Marsden Hartley's German Paintings and Robert Indiana's Hartley Elegies

This exhibition draws together the work of two major artists from opposite ends of the twentieth century. Organized by the Weisman Art Museum, the exhibition opens on Friday, April 14, and runs through June 18, 1995. The exhibition will tour to Chicago's Terra Museum of American Art and to the Florida International University Art Museum in the following Summer and Fall.

After an absence of nearly three decades, artist Robert Indiana will travel to Minneapolis to attend a special exhibition preview and reception on Thursday, April 13. On the next day, the official opening of the exhibition, the artist will meet with a group of University art students.

Marsden Hartley is a key member of America's first avant-garde. His German paintings, work from his residence in Berlin from 1913 to 1915, are considered the finest of his career and landmarks in American art history. Robert Indiana, one of the primary pop artists of the 1960s, has just completed a new series of 18 paintings that pay homage to Hartley. This exhibition unites the two sets of related paintings - Hartley's German War Motifs and Indiana's Hartley elegies - for the first time.

The title of the exhibition comes from a letter Hartley wrote in 1913. He explained that everything that he did sprang from direct, personal experience - that it was "...dictated by life itself." The artist recorded his personal experience in Berlin through the German paintings, in an abstract and expressionist style.

Similarly, Robert Indiana's work in this exhibition is a very personal record "dictated" by his life. Indiana created the idea for his new series because his home on Vinalhaven island in Maine is near a house Hartley once occupied. Indiana, who feels a strong affiliation with Hartley, combines references to his own life history with those of Hartley's in canvases that paraphrase Hartley's German Paintings.

In both sets of paintings, Hartley and Indiana also strive to express their identities as homosexual men through indirect and personal codes. For example, Hartley's paintings reference an international scandal regarding gays in the military in Imperial Germany. The ways that the two artists confront and conceal an intimate side of themselves is an important subject for the exhibition.

The exhibition curator Patricia McDonnell noted,

"In his German paintings, Hartley distilled the syntax of imperial Berlin - the spectacle of its vital urban pace, raucous night life, and courtly trappings - and inventied a pictorial language that matched its disjointed frenzy. Indiana has embraced Hartley, the artist from Maine, in his own move to Maine. In paintings that pay Hartley tribute, Indiana weaves in personal references. The results are works that speak about the art and life circumstances of Hartley and Indiana simultaneously."

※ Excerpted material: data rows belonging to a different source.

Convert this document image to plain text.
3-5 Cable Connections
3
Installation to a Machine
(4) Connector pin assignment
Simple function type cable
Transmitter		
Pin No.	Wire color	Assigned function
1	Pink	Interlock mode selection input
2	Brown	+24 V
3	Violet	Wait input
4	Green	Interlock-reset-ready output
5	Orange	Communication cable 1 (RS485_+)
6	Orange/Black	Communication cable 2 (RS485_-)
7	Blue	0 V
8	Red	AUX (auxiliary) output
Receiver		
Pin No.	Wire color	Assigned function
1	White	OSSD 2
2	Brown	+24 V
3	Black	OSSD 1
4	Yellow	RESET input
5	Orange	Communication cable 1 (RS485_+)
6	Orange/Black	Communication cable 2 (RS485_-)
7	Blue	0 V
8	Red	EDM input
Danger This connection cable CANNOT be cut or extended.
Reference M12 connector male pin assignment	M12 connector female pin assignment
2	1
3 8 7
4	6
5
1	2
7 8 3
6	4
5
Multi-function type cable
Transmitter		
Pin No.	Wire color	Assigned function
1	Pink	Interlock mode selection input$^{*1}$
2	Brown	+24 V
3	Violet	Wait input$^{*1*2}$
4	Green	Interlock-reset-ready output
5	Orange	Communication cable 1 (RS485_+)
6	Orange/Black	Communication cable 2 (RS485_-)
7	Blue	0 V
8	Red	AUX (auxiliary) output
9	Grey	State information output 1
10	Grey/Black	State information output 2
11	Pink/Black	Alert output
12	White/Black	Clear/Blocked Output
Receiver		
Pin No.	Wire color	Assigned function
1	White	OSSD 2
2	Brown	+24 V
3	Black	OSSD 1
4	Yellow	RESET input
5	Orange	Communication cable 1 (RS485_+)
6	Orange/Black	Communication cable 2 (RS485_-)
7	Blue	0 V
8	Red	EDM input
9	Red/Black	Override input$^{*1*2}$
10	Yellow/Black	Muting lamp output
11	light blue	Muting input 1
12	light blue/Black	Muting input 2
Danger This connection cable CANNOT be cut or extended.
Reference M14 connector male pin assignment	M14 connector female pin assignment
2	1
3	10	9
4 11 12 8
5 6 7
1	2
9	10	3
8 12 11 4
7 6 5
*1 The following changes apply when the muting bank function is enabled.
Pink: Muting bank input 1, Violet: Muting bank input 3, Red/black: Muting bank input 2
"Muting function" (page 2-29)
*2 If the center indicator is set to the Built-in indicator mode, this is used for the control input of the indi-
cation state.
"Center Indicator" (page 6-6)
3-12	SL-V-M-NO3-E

The Weisman Art Museum holds the world's largest collection of works by Marsden Hartley, most of which come from a bequest by the museum's first director, Hudson Walker. Walker, who headed a gallery in New York City from 1936 to 1940, became Hartley's dealer when he left dealer and photographer Alfred Steiglitz, who was also artist Georgia O'Keeffe's husband. Walker provided Hartley personal and financial support in the later years of the artist's life and promoted Hartley scholarship after the artist's death in 1946.